WASHINGTON — House investigators say they have issued subpoenas to House Republican Leader Kevin McCarthy and four other GOP lawmakers as part of their probe into the violent January 6 insurrection, an extraordinary step that has little precedent and is certain to further inflame partisan tensions over the 2021 attack.
The January 6 panel’s subpoenas for McCarthy, who is from California, and Republican Representatives Jim Jordan of Ohio, Scott Perry of Pennsylvania, Andy Biggs of Arizona and Mo Brooks of Alabama came as the investigation is winding down and as the panel prepares for a series of public hearings this summer.

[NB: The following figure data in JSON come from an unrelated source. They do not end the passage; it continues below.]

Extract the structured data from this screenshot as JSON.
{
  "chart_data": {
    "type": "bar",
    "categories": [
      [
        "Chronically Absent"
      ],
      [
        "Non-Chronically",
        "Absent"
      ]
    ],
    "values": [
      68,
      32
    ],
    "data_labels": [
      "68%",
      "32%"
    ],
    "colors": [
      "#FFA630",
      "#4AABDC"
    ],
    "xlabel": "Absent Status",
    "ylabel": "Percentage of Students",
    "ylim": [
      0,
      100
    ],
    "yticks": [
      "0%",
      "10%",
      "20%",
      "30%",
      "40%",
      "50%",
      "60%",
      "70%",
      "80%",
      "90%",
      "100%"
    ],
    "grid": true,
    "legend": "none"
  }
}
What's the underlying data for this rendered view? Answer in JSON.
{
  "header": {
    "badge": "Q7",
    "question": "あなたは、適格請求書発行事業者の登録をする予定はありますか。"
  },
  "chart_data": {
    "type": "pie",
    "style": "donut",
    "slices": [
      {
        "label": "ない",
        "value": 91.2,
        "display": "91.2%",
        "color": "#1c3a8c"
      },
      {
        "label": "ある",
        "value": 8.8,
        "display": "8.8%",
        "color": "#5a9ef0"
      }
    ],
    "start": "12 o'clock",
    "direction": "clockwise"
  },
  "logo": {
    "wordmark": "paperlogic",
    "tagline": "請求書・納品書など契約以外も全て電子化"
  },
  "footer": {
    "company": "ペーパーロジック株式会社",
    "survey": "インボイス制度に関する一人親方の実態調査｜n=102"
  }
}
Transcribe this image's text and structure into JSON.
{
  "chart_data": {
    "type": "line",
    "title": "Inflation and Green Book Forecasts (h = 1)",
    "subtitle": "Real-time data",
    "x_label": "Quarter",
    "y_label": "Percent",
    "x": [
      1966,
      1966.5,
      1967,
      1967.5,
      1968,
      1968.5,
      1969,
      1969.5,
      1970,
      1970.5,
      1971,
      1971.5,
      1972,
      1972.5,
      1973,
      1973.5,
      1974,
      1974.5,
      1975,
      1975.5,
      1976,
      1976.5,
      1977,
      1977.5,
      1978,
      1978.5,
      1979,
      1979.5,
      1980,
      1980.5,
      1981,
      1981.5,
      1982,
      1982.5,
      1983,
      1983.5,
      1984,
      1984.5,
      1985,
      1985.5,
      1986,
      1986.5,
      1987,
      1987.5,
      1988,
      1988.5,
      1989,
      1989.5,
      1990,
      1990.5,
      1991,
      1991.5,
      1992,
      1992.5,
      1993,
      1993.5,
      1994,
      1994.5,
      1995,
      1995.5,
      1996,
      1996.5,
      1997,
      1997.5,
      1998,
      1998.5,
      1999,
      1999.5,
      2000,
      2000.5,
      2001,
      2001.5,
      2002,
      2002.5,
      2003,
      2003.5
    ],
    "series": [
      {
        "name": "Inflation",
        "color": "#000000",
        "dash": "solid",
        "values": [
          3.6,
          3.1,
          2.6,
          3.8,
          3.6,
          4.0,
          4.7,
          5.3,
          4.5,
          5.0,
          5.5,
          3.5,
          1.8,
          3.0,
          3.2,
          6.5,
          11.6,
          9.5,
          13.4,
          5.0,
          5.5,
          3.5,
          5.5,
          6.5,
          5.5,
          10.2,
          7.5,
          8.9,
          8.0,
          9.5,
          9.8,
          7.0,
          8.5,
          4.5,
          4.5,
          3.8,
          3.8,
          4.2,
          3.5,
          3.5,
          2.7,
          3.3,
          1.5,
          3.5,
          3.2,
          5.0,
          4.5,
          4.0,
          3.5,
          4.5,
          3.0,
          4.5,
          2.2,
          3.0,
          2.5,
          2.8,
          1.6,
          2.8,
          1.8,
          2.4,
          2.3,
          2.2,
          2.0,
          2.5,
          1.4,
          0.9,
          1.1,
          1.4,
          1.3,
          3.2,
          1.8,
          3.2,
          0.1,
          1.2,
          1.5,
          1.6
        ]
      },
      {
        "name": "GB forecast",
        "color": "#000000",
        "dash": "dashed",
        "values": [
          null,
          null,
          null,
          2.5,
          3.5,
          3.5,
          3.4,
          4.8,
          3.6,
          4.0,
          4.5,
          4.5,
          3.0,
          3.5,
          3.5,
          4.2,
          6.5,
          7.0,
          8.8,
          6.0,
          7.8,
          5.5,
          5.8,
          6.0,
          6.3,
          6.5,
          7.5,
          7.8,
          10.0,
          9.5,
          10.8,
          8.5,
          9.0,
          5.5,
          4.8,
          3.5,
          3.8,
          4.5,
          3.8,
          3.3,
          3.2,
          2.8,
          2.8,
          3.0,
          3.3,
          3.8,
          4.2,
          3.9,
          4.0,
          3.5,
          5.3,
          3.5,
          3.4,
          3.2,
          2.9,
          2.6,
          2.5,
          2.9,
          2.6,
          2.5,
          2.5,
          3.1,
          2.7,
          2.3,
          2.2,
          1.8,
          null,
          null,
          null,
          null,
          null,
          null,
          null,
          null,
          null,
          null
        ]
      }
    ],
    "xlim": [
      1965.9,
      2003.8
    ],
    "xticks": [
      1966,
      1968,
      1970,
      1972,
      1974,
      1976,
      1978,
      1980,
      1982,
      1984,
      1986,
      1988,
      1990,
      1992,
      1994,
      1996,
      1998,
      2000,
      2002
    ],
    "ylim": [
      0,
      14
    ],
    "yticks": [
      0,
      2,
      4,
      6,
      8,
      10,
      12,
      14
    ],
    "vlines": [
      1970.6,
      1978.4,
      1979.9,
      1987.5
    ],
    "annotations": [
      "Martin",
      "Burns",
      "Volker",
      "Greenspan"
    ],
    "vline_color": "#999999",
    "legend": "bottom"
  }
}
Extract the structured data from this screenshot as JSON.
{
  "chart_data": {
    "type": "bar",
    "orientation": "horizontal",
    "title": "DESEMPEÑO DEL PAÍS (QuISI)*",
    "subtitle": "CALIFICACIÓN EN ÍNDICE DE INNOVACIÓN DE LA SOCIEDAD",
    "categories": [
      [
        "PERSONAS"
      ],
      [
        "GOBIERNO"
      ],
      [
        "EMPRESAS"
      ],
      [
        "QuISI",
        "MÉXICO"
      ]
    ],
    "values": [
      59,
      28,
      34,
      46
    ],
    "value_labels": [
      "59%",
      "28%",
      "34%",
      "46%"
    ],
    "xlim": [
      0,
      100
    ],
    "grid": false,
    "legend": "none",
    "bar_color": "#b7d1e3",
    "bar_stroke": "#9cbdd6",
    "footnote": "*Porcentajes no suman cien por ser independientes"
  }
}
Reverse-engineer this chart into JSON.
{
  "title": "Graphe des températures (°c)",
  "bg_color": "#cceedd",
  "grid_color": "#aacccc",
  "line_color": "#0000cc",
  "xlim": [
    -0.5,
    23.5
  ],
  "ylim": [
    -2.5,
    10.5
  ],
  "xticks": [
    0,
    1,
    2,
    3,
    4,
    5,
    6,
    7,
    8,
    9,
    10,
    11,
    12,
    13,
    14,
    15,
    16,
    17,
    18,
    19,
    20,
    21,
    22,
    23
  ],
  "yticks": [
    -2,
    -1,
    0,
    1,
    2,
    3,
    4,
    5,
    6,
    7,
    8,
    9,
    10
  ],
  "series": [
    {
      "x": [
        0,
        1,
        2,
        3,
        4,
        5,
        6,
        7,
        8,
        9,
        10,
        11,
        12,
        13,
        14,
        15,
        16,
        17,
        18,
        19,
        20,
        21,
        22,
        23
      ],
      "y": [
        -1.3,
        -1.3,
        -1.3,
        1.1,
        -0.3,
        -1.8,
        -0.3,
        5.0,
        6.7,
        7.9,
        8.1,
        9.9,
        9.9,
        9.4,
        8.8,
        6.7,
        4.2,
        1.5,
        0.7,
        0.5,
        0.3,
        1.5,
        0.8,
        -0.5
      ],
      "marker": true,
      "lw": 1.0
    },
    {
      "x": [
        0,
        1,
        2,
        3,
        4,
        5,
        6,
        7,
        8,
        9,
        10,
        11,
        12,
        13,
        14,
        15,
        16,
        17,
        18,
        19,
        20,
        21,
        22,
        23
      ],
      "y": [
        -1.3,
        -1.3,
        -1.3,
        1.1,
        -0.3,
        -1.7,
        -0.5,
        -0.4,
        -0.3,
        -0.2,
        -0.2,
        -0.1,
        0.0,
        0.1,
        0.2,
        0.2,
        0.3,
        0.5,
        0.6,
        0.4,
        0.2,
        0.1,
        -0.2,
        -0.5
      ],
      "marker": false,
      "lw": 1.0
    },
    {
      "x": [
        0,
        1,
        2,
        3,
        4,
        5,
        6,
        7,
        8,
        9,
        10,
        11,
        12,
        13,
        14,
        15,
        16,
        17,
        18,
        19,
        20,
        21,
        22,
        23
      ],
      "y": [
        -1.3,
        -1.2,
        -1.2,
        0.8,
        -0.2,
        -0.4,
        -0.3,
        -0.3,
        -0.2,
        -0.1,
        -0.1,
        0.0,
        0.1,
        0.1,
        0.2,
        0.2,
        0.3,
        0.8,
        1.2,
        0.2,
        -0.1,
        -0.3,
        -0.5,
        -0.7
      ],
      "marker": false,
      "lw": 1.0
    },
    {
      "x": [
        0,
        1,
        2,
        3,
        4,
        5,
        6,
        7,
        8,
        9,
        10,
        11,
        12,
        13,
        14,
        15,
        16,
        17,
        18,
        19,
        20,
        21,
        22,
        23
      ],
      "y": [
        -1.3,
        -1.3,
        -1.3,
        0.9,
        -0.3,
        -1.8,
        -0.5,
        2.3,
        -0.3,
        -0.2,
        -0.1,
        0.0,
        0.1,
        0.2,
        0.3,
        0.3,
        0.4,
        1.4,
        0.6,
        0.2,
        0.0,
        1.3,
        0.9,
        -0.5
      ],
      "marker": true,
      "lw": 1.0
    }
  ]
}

The committee has been investigating McCarthy’s conversations with then-US president Donald Trump the day of the attack and meetings that the four other lawmakers had with the White House as Trump and his aides conspired to overturn his defeat. They have been debating for months over whether to issue the subpoenas.
Congressional subpoenas for sitting members of Congress, especially for a party leader, are almost without precedent in recent decades. The panel had previously asked for voluntary cooperation from the five men, along with a handful of other GOP lawmakers, but all of them refused to speak with the panel.
“These members include those who participated in meetings at the White House, those who had direct conversations with President Trump leading up to and during the attack on the Capitol, and those who were involved in the planning and coordination of certain activities on and before January 6th,” the committee says as it announced the subpoenas.